In a memo to employees, the company said Shaziel would join co-leaders Jeff Dean and Oriol Viñals as Gemini's technical leaders.
Gemini is a line of AI models being developed by Google's AI division, DeepMind, and integrated into products such as Search and Pixel phones.
Shazier recently rejoined Google, the chatbot maker he founded, in 2021. The US tech giant paid billions of dollars to bring Shazier and several other employees to DeepMind and enter into a licensing deal with Character.AI.

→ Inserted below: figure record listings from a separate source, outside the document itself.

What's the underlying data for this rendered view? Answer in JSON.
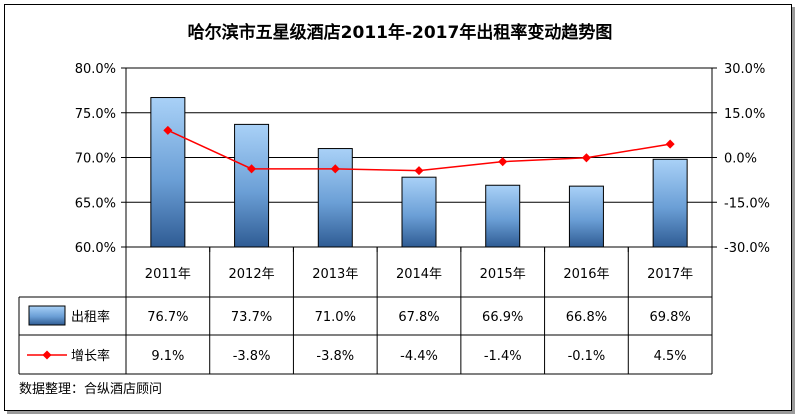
{
  "chart_data": {
    "type": "bar",
    "title": "哈尔滨市五星级酒店2011年-2017年出租率变动趋势图",
    "categories": [
      "2011年",
      "2012年",
      "2013年",
      "2014年",
      "2015年",
      "2016年",
      "2017年"
    ],
    "series": [
      {
        "name": "出租率",
        "type": "bar",
        "axis": "left",
        "values": [
          76.7,
          73.7,
          71.0,
          67.8,
          66.9,
          66.8,
          69.8
        ],
        "labels": [
          "76.7%",
          "73.7%",
          "71.0%",
          "67.8%",
          "66.9%",
          "66.8%",
          "69.8%"
        ],
        "color": "#7fb2e6"
      },
      {
        "name": "增长率",
        "type": "line",
        "axis": "right",
        "values": [
          9.1,
          -3.8,
          -3.8,
          -4.4,
          -1.4,
          -0.1,
          4.5
        ],
        "labels": [
          "9.1%",
          "-3.8%",
          "-3.8%",
          "-4.4%",
          "-1.4%",
          "-0.1%",
          "4.5%"
        ],
        "color": "#ff0000"
      }
    ],
    "ylim_left": [
      60,
      80
    ],
    "ylim_right": [
      -30,
      30
    ],
    "yticks_left": [
      "80.0%",
      "75.0%",
      "70.0%",
      "65.0%",
      "60.0%"
    ],
    "yticks_right": [
      "30.0%",
      "15.0%",
      "0.0%",
      "-15.0%",
      "-30.0%"
    ],
    "grid": true,
    "legend": "data-table",
    "source": "数据整理：合纵酒店顾问"
  }
}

“I am thrilled to join the best team on the planet developing some of the most valuable technologies on the planet,” Shazia said in an email response to the memo seen by Reuters.
The memo was first reported by The Information.
Shazia joined Google in 2000, two years after it was founded, and co-authored a key 2017 research paper that sparked the current AI boom.
Character.AI leverages the technological advances pioneered in the paper. The company raised $193 million from venture capitalists last year and was valued at $1 billion.
Reuters reported in November that Google was in talks to invest hundreds of millions of dollars in Character.AI but instead decided to bring Shazeer back on board. The deal, similar to similar moves by Amazon (AMZN.O)(opens new tab) and Microsoft (MSFT.O)(opens new tab) to acquire talent from AI startups, comes at a time when Big Tech companies are facing regulatory scrutiny. While not acquisitions, the other two deals are also under investigation by the Federal Trade Commission. This month, a U.S. judge ruled that Google's search engine violated antitrust laws and spent billions of dollars to create an illegal monopoly.